Where I’m at now, same thing happened. When we started singing psalms every Sunday and then went to purchase a Psalter, men wondered why they had not heard of this. They asked how this kind of change should occur. They saw the verses and now they know that these Psalters still exist. This change relates to something the church always practiced, but it dwindled then from very few to none. Bad changes occurred. Bringing back the Psalter means reverting to what was always true.
I don’t bring the Psalter to you to challenge you on whether you are singing psalms or not. I’m talking about the process of change.

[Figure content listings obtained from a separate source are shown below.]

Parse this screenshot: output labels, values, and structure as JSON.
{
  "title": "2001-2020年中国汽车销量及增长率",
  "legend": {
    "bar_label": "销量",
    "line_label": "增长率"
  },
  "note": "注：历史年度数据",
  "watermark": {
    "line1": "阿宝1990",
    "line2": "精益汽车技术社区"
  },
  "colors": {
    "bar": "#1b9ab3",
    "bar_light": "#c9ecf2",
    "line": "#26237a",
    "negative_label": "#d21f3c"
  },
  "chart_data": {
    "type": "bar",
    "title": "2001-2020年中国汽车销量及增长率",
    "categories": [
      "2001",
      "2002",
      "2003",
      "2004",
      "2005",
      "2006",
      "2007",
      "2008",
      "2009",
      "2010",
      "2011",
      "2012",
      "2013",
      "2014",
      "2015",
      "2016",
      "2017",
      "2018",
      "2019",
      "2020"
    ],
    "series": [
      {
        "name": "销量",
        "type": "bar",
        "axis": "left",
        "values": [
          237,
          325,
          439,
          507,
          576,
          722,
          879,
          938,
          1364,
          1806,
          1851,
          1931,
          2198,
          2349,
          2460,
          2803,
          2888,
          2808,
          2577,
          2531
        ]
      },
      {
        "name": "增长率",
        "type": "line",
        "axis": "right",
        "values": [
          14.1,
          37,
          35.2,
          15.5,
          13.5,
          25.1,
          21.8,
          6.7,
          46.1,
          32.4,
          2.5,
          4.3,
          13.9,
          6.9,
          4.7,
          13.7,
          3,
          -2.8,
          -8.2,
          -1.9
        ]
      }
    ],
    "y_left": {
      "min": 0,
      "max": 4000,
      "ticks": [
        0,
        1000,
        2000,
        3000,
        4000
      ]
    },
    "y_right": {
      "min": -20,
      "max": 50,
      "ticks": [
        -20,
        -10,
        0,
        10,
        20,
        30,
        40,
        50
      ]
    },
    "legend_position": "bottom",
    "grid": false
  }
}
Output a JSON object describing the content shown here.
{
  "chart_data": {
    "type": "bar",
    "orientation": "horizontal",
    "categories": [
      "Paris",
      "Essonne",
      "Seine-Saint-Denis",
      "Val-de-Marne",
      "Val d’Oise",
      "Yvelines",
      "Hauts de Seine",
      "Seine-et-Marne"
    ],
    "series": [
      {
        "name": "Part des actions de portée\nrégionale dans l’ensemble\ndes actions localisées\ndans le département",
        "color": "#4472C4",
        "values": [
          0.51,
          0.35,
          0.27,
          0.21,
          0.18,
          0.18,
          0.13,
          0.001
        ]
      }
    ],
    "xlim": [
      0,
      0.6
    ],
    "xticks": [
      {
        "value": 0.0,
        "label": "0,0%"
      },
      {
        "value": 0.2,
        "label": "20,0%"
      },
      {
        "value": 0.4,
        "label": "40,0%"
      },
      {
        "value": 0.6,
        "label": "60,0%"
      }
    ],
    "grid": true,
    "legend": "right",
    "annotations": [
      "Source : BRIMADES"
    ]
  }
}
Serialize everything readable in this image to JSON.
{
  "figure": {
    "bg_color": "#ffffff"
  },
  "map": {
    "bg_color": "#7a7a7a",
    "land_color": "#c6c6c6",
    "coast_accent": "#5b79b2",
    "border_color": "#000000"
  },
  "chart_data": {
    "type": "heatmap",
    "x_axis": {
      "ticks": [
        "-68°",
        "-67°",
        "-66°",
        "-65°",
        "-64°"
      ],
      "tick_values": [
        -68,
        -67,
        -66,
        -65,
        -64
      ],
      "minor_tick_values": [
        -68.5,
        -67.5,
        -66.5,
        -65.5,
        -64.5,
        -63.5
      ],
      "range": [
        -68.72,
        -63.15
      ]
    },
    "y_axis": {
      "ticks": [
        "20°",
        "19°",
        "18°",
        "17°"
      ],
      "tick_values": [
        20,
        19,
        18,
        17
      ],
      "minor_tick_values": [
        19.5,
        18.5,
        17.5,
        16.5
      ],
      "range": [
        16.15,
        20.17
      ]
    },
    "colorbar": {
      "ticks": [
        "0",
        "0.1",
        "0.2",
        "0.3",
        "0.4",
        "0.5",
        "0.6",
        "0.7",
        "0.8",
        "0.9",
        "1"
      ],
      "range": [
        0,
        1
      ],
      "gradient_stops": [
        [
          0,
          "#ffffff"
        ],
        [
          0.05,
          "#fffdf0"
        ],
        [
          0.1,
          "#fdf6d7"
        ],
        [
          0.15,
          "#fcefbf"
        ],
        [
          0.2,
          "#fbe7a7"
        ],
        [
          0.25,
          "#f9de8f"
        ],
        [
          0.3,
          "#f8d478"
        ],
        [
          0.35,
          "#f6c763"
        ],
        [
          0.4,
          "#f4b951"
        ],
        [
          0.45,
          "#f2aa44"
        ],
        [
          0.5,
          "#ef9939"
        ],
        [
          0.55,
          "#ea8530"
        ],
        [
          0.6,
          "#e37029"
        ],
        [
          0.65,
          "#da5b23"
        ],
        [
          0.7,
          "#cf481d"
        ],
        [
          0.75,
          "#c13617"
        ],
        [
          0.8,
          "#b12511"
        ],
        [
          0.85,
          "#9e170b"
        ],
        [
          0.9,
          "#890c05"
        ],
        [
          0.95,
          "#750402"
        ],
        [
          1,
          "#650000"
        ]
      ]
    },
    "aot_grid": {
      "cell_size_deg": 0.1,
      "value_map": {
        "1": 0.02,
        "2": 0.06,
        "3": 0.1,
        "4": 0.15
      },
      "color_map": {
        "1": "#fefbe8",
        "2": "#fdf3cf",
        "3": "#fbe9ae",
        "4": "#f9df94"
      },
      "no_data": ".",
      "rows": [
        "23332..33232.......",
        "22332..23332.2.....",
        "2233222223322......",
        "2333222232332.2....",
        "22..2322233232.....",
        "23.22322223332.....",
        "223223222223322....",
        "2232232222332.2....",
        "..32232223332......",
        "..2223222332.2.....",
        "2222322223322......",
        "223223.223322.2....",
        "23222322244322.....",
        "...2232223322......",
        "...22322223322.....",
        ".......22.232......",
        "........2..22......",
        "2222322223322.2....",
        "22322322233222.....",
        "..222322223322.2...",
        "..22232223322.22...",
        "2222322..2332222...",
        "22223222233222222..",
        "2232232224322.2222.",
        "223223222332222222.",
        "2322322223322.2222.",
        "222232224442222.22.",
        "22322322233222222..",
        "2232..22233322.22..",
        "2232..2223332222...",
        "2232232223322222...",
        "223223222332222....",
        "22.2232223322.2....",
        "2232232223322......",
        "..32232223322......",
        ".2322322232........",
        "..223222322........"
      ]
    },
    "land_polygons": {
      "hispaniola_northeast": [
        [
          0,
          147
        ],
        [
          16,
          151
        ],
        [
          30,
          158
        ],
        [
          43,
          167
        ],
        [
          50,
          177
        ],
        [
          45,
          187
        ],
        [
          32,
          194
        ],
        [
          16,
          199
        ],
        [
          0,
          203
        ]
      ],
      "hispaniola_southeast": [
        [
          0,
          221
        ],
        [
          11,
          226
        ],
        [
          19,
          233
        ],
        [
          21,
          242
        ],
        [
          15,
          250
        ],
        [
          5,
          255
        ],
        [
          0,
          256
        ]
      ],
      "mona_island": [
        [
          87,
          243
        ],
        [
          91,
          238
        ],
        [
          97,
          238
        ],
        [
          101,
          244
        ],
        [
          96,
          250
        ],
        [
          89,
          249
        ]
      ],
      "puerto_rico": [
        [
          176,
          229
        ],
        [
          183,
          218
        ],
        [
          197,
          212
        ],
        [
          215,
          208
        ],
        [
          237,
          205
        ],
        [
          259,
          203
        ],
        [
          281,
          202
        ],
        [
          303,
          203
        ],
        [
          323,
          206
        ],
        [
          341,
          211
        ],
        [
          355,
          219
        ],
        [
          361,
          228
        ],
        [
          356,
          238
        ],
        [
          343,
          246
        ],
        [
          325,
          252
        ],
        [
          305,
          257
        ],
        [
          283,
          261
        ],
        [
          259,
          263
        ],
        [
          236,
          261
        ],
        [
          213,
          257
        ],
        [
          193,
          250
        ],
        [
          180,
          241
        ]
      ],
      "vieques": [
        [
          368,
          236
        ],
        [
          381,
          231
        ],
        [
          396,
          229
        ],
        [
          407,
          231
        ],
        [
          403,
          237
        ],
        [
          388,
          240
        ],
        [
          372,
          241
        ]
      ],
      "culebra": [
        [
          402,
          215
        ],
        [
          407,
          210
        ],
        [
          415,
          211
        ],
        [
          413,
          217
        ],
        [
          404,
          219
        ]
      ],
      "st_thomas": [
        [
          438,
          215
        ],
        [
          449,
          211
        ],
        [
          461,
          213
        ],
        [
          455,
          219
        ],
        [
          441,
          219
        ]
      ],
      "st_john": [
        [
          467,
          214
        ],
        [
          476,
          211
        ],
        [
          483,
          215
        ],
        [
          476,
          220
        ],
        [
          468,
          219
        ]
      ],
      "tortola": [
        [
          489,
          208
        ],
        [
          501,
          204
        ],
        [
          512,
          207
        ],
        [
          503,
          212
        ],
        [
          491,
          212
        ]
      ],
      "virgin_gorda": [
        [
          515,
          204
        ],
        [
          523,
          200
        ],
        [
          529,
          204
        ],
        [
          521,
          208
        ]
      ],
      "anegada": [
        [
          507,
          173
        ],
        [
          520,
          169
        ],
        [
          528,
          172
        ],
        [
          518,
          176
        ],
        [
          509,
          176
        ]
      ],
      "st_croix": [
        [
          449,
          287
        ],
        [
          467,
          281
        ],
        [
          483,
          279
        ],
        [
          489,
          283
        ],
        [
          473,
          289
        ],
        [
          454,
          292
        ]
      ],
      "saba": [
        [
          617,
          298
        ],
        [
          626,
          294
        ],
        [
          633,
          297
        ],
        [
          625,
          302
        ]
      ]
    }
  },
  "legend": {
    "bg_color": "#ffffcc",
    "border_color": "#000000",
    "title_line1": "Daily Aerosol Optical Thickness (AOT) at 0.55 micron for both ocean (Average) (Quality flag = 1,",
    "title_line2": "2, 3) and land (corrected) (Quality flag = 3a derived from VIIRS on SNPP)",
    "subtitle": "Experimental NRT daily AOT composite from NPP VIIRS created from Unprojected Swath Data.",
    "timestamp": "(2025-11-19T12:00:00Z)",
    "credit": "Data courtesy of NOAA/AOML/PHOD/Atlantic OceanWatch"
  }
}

Church leaders should test their beliefs based upon scripture, not ritual or just tradition. I would contend that historically churches dropped the psalms based on pragmatism. They had in mind something they wanted to accomplish and they thought psalms would hinder their goals. Is pragmatism the right basis for change? Of course it isn’t.
Example of Door-to-Door Evangelism
Churches and their pastors stopped practicing door-to-door evangelism. They started new methods of church growth, but they discontinued going directly to people in their homes to preach the gospel. Did this cessation of this practice occur according to steps in the right process for belief change?
The History of Change
The history of Christian doctrine is a history of change. New denominations form based on change. Most of these changes are like mutations. A mutation is a permanent change in the DNA sequence of a cell’s genetic material. These changes can be caused by errors during cell division or by exposure to environmental factors like chemicals or radiation. Cancer itself is a mutation or several of them.
Entire new religions start with wrong steps or a wrong process. One could characterize the changes in two ways. One is syncretism, which is combining different beliefs and variated schools of thought, one religion incorporating or absorbing certain elements, features, and components of another religion.
Two is a process of Hegelian dialectics. In layman’s terms, this is a process of change driven by conflict, which can be broken down into three stages: a thesis (an initial idea or state), an antithesis (an opposing idea or state), and a synthesis (a new, more complete understanding that resolves the conflict). This synthesis then becomes a new thesis, and the process of change continues indefinitely. It assumes subjectivity or relativism and a lack of certainty.
Scriptural change always refers to an objective, unchanging standard of truth. God through His stated means causes the changes. People need to change, but to conform to God and His immutable truths. The Bible becomes the basis for judging whether changes are right.